Il résulte de ces éléments que la restriction à l'accès à l'emploi de Mme [S] [G], lors de sa demande au mois de décembre 2017, doit être considérée comme substantielle et durable et ouvrir droit à la perception de l'allocation aux adultes handicapés à compter du 1er août 2018.
A cet égard, il convient de rappeler que la pension d'invalidité et, le cas échéant, l'allocation supplémentaire d'invalidité est versée prioritairement sur l'allocation aux adultes handicapés, lesquelles ne se cumulent pas.
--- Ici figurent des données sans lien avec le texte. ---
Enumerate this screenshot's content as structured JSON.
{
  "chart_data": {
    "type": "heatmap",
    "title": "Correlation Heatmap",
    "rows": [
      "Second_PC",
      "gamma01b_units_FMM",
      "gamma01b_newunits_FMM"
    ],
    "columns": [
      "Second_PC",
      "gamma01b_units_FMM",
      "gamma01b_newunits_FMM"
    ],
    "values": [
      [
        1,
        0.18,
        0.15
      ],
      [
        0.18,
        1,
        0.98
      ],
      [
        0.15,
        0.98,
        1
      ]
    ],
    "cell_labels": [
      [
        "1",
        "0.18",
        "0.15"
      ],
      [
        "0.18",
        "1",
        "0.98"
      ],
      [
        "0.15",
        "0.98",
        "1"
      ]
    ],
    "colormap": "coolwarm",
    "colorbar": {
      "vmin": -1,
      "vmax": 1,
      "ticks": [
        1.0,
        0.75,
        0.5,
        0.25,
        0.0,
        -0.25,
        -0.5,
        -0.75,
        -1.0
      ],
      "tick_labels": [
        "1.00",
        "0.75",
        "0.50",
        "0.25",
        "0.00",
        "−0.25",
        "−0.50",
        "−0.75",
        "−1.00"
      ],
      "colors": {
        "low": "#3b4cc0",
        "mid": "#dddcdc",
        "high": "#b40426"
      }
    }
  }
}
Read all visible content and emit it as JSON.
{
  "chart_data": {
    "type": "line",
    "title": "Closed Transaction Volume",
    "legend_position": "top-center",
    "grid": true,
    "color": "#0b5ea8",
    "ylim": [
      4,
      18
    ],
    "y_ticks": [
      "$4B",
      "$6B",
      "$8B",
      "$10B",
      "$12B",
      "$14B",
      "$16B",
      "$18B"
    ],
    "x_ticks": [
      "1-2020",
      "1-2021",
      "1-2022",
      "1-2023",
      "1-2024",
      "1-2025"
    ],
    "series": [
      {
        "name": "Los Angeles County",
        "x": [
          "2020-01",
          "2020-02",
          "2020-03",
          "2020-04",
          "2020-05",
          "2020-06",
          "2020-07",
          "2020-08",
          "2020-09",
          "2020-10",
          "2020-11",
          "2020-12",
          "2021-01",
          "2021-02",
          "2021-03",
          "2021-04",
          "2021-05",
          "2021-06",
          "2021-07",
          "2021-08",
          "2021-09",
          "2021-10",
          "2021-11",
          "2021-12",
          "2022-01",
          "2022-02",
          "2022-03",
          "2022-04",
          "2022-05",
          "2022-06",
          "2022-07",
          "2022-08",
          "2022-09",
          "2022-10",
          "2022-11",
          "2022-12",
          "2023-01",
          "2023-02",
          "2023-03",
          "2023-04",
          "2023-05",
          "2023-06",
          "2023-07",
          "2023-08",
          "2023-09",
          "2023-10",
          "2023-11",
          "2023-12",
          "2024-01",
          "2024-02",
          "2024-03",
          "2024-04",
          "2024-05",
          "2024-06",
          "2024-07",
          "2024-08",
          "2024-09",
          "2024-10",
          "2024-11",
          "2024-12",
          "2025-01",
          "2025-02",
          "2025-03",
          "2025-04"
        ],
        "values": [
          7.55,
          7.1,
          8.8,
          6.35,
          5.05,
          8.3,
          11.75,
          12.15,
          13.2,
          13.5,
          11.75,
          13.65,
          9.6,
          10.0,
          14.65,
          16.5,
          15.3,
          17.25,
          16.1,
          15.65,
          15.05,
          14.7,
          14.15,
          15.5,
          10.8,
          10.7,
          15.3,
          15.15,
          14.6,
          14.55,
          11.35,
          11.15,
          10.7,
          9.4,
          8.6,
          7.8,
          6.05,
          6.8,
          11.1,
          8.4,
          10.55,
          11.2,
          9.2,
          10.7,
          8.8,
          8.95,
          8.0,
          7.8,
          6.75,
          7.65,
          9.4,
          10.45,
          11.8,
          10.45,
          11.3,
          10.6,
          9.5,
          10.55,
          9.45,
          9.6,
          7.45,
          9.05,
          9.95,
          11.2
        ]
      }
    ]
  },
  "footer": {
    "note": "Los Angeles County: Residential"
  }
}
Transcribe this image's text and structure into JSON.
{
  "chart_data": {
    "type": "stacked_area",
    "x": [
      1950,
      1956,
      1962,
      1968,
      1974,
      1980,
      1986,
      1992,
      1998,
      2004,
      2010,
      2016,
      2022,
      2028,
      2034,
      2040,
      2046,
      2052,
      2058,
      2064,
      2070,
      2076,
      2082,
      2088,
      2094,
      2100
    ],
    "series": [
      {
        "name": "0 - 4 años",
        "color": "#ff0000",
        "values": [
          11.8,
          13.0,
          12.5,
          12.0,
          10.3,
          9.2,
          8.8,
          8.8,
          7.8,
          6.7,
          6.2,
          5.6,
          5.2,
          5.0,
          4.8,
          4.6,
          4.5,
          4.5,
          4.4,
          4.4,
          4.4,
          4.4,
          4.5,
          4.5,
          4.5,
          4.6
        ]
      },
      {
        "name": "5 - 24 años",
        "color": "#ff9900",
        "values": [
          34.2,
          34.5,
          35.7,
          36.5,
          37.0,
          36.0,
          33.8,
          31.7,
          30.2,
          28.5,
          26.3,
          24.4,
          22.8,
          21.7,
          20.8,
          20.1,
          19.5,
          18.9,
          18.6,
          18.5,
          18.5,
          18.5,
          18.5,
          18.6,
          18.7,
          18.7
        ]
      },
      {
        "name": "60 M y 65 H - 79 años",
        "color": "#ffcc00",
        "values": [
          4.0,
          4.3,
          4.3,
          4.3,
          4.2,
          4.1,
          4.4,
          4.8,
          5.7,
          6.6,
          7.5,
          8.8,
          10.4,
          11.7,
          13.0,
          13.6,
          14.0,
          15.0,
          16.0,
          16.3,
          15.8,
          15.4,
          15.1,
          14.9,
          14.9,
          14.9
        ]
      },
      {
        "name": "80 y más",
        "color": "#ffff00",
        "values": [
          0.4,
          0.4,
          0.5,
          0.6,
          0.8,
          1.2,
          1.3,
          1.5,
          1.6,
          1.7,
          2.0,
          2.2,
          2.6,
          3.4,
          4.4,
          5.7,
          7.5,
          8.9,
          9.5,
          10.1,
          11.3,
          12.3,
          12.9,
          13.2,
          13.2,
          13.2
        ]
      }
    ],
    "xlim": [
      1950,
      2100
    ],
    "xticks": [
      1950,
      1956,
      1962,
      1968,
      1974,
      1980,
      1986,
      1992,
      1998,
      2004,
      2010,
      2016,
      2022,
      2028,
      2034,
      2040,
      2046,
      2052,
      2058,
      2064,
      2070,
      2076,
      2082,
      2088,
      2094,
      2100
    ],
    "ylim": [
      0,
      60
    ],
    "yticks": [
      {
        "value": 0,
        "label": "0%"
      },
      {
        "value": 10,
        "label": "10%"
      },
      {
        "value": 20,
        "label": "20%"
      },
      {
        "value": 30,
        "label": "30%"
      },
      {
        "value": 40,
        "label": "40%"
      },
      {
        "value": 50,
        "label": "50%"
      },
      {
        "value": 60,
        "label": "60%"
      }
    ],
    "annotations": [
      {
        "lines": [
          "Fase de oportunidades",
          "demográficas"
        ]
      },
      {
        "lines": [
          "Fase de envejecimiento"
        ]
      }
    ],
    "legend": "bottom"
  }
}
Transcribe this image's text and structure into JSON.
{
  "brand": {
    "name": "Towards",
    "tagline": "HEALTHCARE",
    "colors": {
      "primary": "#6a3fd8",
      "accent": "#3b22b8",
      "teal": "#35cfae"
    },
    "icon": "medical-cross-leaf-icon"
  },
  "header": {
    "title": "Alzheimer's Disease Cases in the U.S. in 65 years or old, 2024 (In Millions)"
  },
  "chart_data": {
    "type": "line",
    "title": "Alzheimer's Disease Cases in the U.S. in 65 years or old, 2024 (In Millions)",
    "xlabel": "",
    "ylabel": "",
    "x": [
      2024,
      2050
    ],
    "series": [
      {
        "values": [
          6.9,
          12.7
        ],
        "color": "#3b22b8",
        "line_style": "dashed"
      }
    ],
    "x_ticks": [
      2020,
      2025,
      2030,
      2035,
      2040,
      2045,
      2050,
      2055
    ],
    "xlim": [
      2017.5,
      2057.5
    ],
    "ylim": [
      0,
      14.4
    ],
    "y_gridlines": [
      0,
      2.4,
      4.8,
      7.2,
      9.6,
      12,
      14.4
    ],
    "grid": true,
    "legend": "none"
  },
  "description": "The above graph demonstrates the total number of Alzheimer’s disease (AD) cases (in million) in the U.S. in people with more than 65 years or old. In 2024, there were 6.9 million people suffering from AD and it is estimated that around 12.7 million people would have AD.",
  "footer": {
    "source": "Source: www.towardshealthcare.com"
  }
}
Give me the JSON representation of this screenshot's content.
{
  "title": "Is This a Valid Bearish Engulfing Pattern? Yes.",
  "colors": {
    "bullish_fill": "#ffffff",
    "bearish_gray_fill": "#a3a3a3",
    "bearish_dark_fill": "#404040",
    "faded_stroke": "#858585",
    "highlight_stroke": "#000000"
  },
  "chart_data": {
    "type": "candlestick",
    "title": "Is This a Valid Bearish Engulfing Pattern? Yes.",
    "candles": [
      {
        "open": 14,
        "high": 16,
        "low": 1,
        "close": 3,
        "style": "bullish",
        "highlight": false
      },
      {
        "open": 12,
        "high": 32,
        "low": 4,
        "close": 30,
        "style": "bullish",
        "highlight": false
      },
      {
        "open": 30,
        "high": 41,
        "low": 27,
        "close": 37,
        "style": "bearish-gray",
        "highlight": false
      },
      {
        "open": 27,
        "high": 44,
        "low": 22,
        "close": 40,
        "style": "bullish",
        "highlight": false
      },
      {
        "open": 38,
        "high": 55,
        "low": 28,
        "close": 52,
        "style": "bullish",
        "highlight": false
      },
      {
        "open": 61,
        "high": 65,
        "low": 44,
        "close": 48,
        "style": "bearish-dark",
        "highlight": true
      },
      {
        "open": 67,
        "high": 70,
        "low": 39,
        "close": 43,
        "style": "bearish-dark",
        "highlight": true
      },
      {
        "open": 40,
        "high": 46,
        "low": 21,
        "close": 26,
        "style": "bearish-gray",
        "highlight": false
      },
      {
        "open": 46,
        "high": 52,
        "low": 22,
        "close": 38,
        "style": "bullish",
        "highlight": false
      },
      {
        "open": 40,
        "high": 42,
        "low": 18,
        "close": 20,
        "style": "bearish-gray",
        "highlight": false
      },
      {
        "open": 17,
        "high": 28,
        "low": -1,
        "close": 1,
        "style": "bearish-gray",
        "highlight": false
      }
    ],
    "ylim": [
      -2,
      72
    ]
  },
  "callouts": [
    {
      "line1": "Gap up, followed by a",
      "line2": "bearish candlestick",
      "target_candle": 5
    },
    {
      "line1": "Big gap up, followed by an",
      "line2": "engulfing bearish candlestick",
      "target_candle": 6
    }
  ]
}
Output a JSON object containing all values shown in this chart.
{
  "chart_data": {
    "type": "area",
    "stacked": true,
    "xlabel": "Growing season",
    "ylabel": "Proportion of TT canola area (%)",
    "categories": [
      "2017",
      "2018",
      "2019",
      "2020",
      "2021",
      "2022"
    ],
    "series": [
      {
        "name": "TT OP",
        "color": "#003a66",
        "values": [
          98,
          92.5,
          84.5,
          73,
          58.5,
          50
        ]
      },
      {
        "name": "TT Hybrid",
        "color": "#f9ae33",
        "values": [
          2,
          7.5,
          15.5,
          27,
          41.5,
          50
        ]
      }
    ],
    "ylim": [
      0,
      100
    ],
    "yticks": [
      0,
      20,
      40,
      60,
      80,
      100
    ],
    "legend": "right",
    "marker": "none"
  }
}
Une allocation aux adultes handicapés différentielle ne peut ainsi être versée à Mme [S] [G] que si le montant des avantages invalidité est inférieur à celui de l'allocation aux adultes handicapées qui lui est attribuée par la présente décision.
En conséquence, le jugement entrepris sera infirmé et la demande de renouvellement de l'allocation aux adultes handicapés accueillie pour une période de deux ans, la cour considérant qu'il n'est pas établi que le handicap et la restriction substantielle et durable pour l'accès à l'emploi ne sont pas susceptibles d'une évolution favorable au cours de la période d'attribution.
La maison départementale des personnes handicapées de l'Indre, qui succombe, supportera la charge des entiers dépens.
Il n'y a pas lieu en équité à application de l'article 700 du Code de procédure civile.
PAR CES MOTIFS:
Infirme le jugement rendu le 15 décembre 2020 par le Pôle social du tribunal judiciaire de Châteauroux ;
Statuant à nouveau,
Constate qu'à l'époque de la demande, Mme [S] [G] présentait un taux d'incapacité permanente compris entre 50 % et 79 % ainsi qu'une restriction substantielle et durable pour l'accès à l'emploi en raison de son handicap ;
Dit que Mme [S] [G] est en droit de percevoir l'allocation aux adultes handicapés à compter du 1er août 2018 pour une période de deux ans ;
Condamne la maison départementale des personnes handicapées de l'Indre aux entiers dépens ;
Dit n'y avoir lieu à application de l'article 700 du Code de procédure civile.